MA乱用のレベルとその影響が、クラックの蔓延においても繰り返されるのではないかという懸念から、クラックは厳しい全国規模の監視の対象となった。この懸念に対応して米国政府は、「塩酸メタンフェタミン乱用と戦うための大統領の全国的戦略The President's National Strategy for Combating Methamphetamine Abuse」と称すイニシアチブに乗り出した。この包括的な全国的戦略には、法執行活動の強化、原料物資の規制、国際イニシアチブ、より厳しい刑事処罰、法規提案、調査官や検察官の訓練などともに、治療、予防、公衆教育キャンペーンが含まれていた(ONDCP, 1996)。この政府のイニシアチブは、1996年の総合的塩酸メタンフェタミン・コントロール法への道を開き、後にこの法律によって塩酸メタンフェタミン省庁間対策委員会が設立された。コントロール法は対策委員会の責務について「塩酸メタンフェタミンおよびその他の合成覚醒剤に関する教育・予防・治療活動の設計・実施・評価と連邦政府の戦略」と明示している (一般法?Public Law: 104-237 [10/03/96])。
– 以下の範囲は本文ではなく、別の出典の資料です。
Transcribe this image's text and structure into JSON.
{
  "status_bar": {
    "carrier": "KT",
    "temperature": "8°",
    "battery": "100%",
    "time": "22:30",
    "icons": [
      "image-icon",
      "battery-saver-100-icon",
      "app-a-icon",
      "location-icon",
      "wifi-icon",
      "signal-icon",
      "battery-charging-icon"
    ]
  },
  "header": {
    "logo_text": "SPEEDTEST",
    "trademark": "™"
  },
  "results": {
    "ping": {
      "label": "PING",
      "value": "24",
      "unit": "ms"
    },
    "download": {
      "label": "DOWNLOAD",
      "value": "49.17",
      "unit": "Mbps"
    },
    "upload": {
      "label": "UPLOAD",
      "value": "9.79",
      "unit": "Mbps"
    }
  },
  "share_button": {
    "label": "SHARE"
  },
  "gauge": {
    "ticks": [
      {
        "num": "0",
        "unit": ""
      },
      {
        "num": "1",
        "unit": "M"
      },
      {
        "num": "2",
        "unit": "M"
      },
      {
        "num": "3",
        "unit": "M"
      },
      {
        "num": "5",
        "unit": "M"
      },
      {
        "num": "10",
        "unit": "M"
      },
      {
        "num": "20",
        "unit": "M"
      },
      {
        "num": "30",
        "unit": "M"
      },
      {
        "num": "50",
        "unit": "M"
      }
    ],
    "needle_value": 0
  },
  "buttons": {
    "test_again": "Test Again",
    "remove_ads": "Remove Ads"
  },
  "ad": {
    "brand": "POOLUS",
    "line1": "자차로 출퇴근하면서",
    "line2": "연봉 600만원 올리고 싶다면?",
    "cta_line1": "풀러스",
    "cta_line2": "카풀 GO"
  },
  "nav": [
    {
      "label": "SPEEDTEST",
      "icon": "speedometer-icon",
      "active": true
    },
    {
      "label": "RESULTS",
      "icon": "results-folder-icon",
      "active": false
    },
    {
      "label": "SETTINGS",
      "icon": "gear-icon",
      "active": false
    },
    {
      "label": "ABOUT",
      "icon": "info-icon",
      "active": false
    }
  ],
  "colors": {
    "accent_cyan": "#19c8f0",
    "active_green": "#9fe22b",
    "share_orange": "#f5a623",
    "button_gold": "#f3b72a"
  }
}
過去数年にMAに関する全国会議がいくつも催された (e.g., CSAT, 1997; ONDCP, 1998c)。1997年の会議では、ONDCPがMA製造が引き起こす環境問題について指摘した:

塩酸メタンフェタミンは、極度な攻撃性と暴力を生む合成覚醒剤である。これまではその乱用は西部および南西部に集中していたが、現在では中西部や米国東部にも広がりつつあると報告されている。塩酸メタンフェタミンの製造は、極端な環境リスクを伴う。秘密ラボは大量の有害廃棄物を産出し、これらの大部分は地面や排水溝に廃棄されている。これらの化学的毒素を浄化するには、ゆうに数千ドルの費用が必要となる。(ONDCP, 1998c, p. v)

連邦の各種情報源を併せると、アンフェタミンや硫酸デキストロアンフェタミンを含めるアンフェタミン系薬物の中で、塩酸アンフェタミンはもっとも広く使用され乱用されている薬物である (CSAT, 1997)。  DEAによると、1977年以来MAは、米国内でもっとも普及し秘密に製造されている規制薬物である (DEA, 1996)。 その使用が近年再増加したこと、その効果に関する新データが発見されたこと、全国的な関心が高まり続けていることなどから、MAは本TIPで取り上げられている唯一のアンフェタミン系薬物である。

要約

1980年代と1990年代には、強力な精神覚醒剤であるコカインおよびMAの輸入、製造、販売、使用によって生み出された、医療的、法律的、社会的問題が、アメリカ社会に多大な影響を与えた。主要都市の中心における壊滅的なクラック蔓延から、米国西部、中西部地方の小さな農村コミュニティーにおいてMAが生み出した破滅まで、覚醒剤蔓延による被害は非常に深刻なものであった。これらの物質がヒトの脳の電気的、化学的活動にどのように影響するかに関して新しい知識が得られるにつれて、どのように、そしてなぜ覚醒剤がヒトの行動に影響を及ぼすのかについての理解が深まった。そして、これらの知識は、新しい治療活動の開発の中へと急速に取り入れられていった。本TIPでは、(1) 覚醒剤についての新知識 (2) 覚醒剤乱用障害に対処するための治療活動 (3) これらの物質の乱用および依存に対処するために開発されたその他の臨床的、医学的、社会的介入に関する概要を提供するものである。